Dr. Fisher talks of how he is moving to make a commitment over the next 10 years to enter the political sphere and politics. He shares his experience professionally as a teacher and differentiates that from being an educator (especially, adult educator). He questions and critiques politics and political figures but also supports their differing pieces of the puzzle toward the making of a great citizen, great society, etc. What makes a process philosophy, thinking, person is explored, and he shows his intention to study the history of transformation in the last 100 years especially and how it is essential to understand what is transformation and its role in the political sphere and politics of which he mentions Marianne Williamson as an exemplar for a holistic-integral approach as she is currently running for President of the USA in 2020. Always asking: "What are we learning?" is key to his educational philosophy and thus "learning to learn" is both a meta-cognitive skill but also the basis for a great learner/citizen and it is essential to analyzing the problems and crises we face individually and collectively.

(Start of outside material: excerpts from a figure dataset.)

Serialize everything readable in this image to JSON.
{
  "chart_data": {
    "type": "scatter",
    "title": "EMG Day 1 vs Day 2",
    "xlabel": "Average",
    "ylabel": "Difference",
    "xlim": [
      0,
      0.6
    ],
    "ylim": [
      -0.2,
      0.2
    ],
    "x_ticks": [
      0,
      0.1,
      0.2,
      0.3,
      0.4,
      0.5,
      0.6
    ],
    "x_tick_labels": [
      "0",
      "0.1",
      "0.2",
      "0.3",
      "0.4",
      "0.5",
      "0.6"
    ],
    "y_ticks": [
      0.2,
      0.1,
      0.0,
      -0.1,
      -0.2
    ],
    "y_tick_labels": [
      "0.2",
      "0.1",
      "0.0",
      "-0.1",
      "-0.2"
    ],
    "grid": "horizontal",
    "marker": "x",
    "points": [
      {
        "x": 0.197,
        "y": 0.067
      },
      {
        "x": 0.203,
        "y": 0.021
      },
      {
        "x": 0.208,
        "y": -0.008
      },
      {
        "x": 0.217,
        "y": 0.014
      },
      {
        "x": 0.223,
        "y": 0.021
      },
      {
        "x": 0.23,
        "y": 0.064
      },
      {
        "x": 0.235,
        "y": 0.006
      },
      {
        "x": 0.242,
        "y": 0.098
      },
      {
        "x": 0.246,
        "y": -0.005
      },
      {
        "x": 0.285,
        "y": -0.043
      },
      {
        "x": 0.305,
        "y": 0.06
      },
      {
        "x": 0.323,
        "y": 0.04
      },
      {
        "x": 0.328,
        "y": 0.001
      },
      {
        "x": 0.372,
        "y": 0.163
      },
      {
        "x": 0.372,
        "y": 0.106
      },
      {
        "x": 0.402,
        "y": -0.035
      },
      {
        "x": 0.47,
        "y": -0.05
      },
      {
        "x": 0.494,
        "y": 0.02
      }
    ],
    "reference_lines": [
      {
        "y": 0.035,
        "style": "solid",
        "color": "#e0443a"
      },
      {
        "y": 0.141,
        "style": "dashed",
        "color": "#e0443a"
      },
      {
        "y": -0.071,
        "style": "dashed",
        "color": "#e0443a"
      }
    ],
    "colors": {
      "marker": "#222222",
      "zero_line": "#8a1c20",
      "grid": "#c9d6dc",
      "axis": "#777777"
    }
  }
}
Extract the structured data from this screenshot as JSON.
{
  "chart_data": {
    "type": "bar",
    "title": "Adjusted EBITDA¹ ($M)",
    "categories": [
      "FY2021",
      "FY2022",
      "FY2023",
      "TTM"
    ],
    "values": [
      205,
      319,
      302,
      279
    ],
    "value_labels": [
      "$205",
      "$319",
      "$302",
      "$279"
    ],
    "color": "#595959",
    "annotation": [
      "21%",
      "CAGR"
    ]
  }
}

(action still from my video)... 

 

End Note

1. The first book and stream of intellectual thought on the telling of 'Big Story' narratives per se came from my encounter in the late 70s-early 80s sometime, and reading the little booklet I ordered from the US by eminent Thomas Berry, the self-identified geologian (cultural historian) at the time, entitled "The New Story" (also a recent video has been put together on this work http://thomasberry.org/publications-and-media/the-new-story-1)--and, much later Berry wrote a critically important work to many in the holistic movement called "The Great Work: Our Way Into the Future" (2000) [2]; but the more substantive perennial philosophy work I read sometime in the early 80s was one that was promoted as foundational in the transpersonal philosophy of Ken Wilber at that time, and it is the classic (1936) book "The Great Chain of Being: A study of the History of an Idea" by Authur O. Lovejoy. There was that sense of "The Great" something, historically, evolutionarily and beautifully articulated, as what Wilber later called the "spirit in evolution" basically. And that's all resonant with my own soul and sensing that there is some 'big picture' (a fav. term of Wilber's) going on that I or anyone could learn about and feel there is an alternative view of history (and the future) than what the straight-up historians (and evolutionists in biology) have been and still were (and still are) painting about the nature and destiny of humans, Homo sapiens, and humanity and human nature, etc. The next in the trilogy on "The Great" works that came to me is David C. Korten's (2005), "The Great Turning: From Empire to Earth Community"--again, much could be said on how important this book and teaching is, and to say the least Korten has attracted a huge following across a lot of different areas, but yes, still within the alternatives movements. To be interested in "transformation" at the core of my process philosophy, politics and education, one has to link these triad or quadrad of influences to my work to make sense of what "transformation" means to me. And with a little research there are others who have their own versions of The Great Turning, e.g., a very important leader, and Buddhist eco-activist, Joanna Macy, https://vimeo.com/191169785 ;

2. "Great Work" (i.e., magnum opus) is a term with spiritual-philosophical rooting that apparently goes back to ancient Hermetic (esoteric) philosophy, at least, as a legacy and tradition of thinking about the reality and future reality that the human and consciousness is participating in, and can shape and can be shaped by.